Three Charts on America’s Not-So-Bubbly Subprime Auto Loans

U.S. consumers cut their collective household debt by $18 billion last quarter. While the nation pulled back on mortgages, borrowers took $30 billion in new auto loans—the biggest increase of any type of debt, according to data from the Federal Reserve Bank of New York (PDF). Although the rise in auto lending could raise a red flag, particularly for loans to subprime borrowers, a deeper look at the data shows that we are far from bubble territory.

Four economists at the New York Fed took a deep dive into auto loans a year ago and found that there wasn’t a “disproportionate or unusual volume of new loans being issued to riskier borrowers.” As we reported last week, it was unlikely that the trend was going to change significantly in the past year. The data reported by the New York Fed isn’t adjusted for inflation. Taking inflation into account, even with the recent growth the new data show the market is still below levels typical before the bubble of the mid-Aughts.

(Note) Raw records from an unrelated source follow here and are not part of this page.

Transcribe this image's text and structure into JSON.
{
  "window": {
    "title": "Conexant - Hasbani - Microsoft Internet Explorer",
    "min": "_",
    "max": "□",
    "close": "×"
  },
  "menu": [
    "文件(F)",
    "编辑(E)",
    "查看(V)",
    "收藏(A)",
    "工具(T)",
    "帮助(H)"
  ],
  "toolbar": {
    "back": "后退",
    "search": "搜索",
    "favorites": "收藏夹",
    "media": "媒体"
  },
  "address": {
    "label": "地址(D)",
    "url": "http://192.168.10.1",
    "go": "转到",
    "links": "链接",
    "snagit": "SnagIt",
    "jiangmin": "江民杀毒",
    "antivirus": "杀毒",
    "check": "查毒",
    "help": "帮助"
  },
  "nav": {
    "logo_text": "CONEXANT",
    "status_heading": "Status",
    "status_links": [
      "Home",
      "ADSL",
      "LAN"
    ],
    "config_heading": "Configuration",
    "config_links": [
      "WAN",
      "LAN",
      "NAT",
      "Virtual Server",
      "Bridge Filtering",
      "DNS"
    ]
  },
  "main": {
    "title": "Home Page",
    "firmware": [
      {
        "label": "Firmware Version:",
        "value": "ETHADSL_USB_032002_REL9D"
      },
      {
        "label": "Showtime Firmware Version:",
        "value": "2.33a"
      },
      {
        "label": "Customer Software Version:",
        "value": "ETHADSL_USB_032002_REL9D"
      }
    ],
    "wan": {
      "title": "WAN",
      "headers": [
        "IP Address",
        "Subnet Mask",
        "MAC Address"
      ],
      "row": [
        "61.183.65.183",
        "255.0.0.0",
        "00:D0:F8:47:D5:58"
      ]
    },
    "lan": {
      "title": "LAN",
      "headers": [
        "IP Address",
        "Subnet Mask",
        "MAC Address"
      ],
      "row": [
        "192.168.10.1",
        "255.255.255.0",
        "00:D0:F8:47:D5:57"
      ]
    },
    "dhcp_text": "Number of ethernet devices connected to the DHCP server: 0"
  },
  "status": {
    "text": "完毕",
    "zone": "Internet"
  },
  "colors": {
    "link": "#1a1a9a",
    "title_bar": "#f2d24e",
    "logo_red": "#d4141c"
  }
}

Subprime auto loans have grown relatively quickly in the past few years, largely because it crashed so hard during the Great Recession. But overall subprime loans now make up 22 percent of new auto lending, compared with the roughly 28 percent share on average from 2000 to 2004.

Beyond market share, lending to subprime borrowers (with or without inflation) is still below normal levels from before the last credit bubble.

A report this week from Moody’s Analytics found that delinquency rates for subprime loans have “improved to below pre-recession levels.” Last year saw subprime borrowers default more than in 2011 and 2012, but the rate has since fallen. “Nonetheless, it is an area that lenders will want to watch,” Moody’s said, “not only to avoid public scrutiny but to insure they are being compensated appropriately for the risks they are taking.”

Just because there’s no bubble doesn’t mean everything’s OK. There are plenty of examples of unsavory, if not likely predatory, subprime auto lending. We shouldn’t have to flag something as a bubble to bring, as Moody’s might say, “public scrutiny” to the market.